Vent.. I hate myself at the moment 😔

Mon • 💑 08.09.14 || 💍 08.09.17 || 👰 08.09.18 || TTC #1 👶🏼

I dunno why I keep doing this to myself, perhaps I want it so bad, perhaps I want to give my husband what I feel he deserves.

I’ve been taking cheap eBay ovulation and HCG tests for the last 6 months. For the first time yesterday my HCG test had a vvvvvvvvfl but I threw it in the bin knowing it was an evap. Hours later I had another look out of curiosity (I know, I know silly me, should be reading results in time frame only) I had a look and the line had become darker.

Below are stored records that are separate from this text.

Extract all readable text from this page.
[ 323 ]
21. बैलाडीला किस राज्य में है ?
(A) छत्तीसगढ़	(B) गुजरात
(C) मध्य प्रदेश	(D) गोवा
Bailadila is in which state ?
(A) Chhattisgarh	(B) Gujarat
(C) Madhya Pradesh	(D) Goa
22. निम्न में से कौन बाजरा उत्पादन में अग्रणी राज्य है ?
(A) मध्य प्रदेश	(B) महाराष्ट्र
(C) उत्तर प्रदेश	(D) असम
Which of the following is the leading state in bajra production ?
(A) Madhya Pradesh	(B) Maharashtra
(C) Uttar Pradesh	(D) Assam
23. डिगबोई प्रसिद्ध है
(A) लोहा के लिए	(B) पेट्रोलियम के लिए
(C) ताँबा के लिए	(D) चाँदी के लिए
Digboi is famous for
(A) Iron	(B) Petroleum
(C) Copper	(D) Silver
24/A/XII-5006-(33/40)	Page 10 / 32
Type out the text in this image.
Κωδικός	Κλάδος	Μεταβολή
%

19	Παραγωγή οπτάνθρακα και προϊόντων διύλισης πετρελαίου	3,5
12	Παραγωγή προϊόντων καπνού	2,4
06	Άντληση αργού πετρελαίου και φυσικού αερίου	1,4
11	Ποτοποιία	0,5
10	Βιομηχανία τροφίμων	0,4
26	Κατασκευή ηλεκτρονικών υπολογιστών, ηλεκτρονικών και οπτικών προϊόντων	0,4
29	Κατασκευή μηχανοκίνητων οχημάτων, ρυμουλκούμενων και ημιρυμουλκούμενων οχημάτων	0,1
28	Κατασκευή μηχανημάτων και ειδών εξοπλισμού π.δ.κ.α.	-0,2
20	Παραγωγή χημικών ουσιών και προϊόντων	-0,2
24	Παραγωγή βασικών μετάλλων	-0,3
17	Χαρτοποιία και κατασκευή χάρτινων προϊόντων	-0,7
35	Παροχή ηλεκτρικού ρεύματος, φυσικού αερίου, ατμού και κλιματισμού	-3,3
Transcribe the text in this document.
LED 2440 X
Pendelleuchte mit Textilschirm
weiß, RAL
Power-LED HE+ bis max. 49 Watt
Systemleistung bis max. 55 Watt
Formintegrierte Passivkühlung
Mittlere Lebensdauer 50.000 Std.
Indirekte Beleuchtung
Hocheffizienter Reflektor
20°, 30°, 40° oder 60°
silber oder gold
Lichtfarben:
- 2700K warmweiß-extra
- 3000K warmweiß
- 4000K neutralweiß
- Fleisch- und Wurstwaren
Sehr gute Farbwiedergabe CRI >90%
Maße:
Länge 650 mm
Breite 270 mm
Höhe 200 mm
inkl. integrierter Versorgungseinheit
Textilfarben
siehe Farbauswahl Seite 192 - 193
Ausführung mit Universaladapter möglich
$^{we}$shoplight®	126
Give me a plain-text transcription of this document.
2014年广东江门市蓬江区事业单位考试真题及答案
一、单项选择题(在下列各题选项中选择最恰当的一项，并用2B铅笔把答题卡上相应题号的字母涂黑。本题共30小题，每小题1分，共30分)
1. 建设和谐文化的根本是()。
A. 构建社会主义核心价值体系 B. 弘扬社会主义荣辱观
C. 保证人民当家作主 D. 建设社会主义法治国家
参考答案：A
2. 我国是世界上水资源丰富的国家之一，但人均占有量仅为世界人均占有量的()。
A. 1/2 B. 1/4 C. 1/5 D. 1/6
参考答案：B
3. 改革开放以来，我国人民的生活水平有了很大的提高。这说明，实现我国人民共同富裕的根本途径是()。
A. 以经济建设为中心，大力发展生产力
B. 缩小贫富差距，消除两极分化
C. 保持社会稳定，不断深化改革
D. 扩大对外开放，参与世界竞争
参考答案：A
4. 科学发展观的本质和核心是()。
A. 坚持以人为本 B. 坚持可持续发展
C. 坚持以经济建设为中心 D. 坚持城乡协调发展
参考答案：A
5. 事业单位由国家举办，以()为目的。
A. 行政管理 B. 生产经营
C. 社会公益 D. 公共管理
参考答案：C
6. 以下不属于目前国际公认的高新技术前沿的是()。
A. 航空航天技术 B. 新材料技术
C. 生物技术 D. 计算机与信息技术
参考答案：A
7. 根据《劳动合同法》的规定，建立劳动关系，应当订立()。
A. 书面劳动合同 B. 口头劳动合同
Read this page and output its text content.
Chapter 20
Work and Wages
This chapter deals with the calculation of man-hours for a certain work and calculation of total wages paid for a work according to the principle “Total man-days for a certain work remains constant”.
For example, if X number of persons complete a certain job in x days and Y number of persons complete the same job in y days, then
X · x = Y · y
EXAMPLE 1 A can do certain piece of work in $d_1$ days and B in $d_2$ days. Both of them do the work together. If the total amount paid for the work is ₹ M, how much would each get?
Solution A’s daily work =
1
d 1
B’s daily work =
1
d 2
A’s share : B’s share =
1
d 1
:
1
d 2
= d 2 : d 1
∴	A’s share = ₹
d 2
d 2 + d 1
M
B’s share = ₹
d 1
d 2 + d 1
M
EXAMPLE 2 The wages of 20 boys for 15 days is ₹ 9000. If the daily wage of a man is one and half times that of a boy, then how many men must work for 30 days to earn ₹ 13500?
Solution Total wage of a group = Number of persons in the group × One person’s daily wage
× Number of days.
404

Thinking nothing really of it I kept the test aside and did another one in the evening. No faint line straight away but a vvvvvvfl appeared yet again outside of the time frame (an hour later).

I did another one this morning with FMU and the vvvvvfl appeared half an hour.

I’m honestly at a point with this where even getting a false line feels better than a negative altogether.

All the lines are pink still and the strips were still wet when I checked them (it’s 18• degrees Celsius here at most during the day at the moment so things don’t really dry quickly 🤷🏽‍♀️).

Has anyone done similar things to keep themselves hopeful? Has anyone had lines like these appear that turned out to be positive later on?